Response to Bridgespan’s Study

The perception that people who work for charities should get charity wages is hurting the nonprofit sector's ability to recruit needed leaders, says Lorie Slutsky, president of the New York Community Trust, in this commentary on the 2005 Bridgespan Group report, "The Nonprofit Sector's Leadership Deficit."

By: Lorie Slutsky

A commentary on The Nonprofit Sector's Leadership Deficit

The Bridgespan Group’s “The Nonprofit Sector’s Leadership Deficit” quantifies what many in the sector knew intuitively: we are getting older, and the ranks simply are not there to replace us. While one may quibble with some of the paper’s projections, finding qualified senior management for nonprofits is a major problem.

Not surprisingly, money is at its root: money for recruiting, money for compensation, money for training; Bridgespan recommends investing in these activities. So who would disagree? Some members of Congress, for one, who seem to be convinced that the sector is providing safe haven for nefarious schemes. The media, for another, who question charitable distributions any time a lot of money is raised for a disaster—which happens far too frequently these days. Some of our charity “watchdogs,” most notably Charity Navigator and the American Institute of Philanthropy, who “rate” nonprofits primarily on their overhead, not their results, using data from the tax information forms filed with the IRS that are not useful for these purposes. And, inevitably, donors, who listen to the congressmen rant, read about the latest nonprofit “scandal,” and surf the Web for the “watchdogs.”

The backdrop for all this is the still prevalent perception that people who work for charities should receive charity wages. Add the increasingly accepted idea that nonprofits should use “business practices” to become more efficient and effective—but not business overhead that pays for technology and staff—and you can see the difficult bind we are in.
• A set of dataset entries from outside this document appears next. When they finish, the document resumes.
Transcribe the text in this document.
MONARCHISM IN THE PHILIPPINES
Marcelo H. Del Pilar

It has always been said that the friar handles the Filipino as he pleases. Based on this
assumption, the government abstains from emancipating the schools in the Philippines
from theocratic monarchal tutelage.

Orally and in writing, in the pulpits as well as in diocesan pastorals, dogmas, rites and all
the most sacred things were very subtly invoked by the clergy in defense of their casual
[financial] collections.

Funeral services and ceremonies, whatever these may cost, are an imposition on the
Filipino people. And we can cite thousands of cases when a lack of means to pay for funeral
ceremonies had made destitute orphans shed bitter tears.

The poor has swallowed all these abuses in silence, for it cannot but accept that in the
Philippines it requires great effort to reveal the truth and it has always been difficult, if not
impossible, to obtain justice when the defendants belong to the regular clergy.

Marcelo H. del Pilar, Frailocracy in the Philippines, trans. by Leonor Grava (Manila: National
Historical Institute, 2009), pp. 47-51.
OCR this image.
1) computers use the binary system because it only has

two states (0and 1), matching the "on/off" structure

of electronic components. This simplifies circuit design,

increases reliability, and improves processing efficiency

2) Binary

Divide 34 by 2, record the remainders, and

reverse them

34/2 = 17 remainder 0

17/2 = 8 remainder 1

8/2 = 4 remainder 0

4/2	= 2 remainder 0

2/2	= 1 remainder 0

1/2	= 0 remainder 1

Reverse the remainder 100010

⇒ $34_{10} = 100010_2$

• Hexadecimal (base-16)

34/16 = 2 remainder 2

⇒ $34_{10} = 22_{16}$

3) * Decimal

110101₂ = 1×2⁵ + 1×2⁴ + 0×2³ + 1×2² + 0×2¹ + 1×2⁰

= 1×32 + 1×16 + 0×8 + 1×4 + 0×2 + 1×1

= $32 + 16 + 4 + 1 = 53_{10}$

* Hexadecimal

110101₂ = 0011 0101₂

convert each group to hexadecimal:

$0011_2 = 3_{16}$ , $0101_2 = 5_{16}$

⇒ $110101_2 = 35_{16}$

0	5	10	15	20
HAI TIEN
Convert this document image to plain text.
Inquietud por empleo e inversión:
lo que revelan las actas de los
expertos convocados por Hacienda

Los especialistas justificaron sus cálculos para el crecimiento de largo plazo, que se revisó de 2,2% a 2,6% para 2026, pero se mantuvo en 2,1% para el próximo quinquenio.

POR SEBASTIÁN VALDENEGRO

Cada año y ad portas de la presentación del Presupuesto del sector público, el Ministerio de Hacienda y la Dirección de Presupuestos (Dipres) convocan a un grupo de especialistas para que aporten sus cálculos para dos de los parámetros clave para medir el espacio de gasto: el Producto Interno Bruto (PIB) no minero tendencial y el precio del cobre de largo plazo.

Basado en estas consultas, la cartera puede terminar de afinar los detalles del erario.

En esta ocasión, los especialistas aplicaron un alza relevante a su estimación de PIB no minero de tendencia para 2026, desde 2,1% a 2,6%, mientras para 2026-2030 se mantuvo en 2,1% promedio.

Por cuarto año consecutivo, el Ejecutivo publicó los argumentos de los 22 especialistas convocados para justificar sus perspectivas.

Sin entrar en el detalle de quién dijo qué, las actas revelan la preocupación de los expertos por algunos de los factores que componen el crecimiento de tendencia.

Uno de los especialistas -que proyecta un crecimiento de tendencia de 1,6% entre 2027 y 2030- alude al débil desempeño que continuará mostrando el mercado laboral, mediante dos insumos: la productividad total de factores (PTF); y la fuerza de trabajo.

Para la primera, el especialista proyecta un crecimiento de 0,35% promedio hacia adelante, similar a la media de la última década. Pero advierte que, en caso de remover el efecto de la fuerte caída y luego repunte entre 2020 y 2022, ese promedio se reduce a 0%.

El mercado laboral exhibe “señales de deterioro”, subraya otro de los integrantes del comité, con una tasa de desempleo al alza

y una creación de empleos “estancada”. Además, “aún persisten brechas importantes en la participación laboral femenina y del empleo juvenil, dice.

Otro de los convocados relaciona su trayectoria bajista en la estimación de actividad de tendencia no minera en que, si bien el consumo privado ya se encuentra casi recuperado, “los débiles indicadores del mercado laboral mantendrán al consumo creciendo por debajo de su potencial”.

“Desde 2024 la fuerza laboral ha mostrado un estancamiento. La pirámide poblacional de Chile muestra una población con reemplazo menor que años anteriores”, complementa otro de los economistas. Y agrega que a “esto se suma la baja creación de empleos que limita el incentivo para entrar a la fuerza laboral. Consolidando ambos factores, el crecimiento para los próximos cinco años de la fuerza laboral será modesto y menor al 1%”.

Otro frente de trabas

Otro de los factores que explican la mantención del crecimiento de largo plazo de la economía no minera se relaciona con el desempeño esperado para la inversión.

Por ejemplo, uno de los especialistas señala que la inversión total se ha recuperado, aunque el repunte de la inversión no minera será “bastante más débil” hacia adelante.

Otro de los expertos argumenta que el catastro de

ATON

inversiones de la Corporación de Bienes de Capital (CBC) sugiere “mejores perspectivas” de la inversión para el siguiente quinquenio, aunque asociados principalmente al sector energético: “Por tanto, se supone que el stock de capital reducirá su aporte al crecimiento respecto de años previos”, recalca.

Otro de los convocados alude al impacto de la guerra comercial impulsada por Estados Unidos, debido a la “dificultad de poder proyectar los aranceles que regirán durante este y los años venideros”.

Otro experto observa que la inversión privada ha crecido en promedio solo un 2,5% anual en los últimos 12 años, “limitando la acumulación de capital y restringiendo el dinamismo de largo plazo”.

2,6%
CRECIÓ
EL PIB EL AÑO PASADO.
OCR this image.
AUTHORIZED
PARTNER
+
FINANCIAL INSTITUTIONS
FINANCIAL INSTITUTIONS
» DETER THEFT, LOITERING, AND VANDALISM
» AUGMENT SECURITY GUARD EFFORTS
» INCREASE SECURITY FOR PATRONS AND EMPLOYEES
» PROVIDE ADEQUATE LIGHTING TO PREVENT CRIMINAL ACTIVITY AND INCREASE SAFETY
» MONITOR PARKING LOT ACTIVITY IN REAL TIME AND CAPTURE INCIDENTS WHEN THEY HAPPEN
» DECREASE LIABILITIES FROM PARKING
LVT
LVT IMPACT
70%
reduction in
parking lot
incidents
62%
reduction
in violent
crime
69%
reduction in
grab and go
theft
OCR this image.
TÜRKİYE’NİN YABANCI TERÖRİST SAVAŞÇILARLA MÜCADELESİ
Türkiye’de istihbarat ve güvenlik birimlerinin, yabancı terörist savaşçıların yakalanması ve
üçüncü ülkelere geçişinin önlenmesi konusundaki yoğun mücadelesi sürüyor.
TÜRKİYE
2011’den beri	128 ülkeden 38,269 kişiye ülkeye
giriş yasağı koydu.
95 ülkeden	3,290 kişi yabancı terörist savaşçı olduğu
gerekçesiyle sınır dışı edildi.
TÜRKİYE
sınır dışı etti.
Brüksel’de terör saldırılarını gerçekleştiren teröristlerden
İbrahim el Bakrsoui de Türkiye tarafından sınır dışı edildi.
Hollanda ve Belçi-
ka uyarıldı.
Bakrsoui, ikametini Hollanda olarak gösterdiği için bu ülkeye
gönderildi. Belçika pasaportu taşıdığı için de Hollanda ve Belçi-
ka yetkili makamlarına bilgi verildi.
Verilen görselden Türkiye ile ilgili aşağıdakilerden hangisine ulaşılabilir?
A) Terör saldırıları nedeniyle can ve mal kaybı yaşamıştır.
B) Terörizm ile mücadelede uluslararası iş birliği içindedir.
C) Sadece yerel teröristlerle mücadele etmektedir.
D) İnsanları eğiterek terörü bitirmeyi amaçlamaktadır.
We have all been accused of not getting out the plentiful stories about our good work, but it seems to me that we often try and just cannot get the press interested. We have responded to Congress with some success, and have failed miserably in arguing with the charity raters’ methodology.

What we have not tried is explaining to Americans the cost of doing good. Nonprofit work is still work. We must pay rent, often in expensive real estate markets, as well as gas, electric, and telephone bills. Many people are unaware of the complex operations some nonprofits run and the need for specialized talent. They may not know that workforce development entails working with prospective employers, following business trends, and training undereducated people to fill jobs successfully. They may not realize that financing and building housing is no different than it is for private developers, except it is harder because it must be affordable for those with modest and low incomes. The list of nonprofit operations that require expert staff is very long.

Americans want nonprofits to function well and without scandal. Government expects nonprofits to carry out many of its mandates—including services for children, the elderly, and the poor. So maybe we should ask our country’s leading philanthropists, who have made their money in business, to step up and explain to Americans what it takes to do the work that must be done. And maybe we should consider investing in public education and public relations campaigns to get out the facts. If we are to run like businesses, it seems the logical place to start.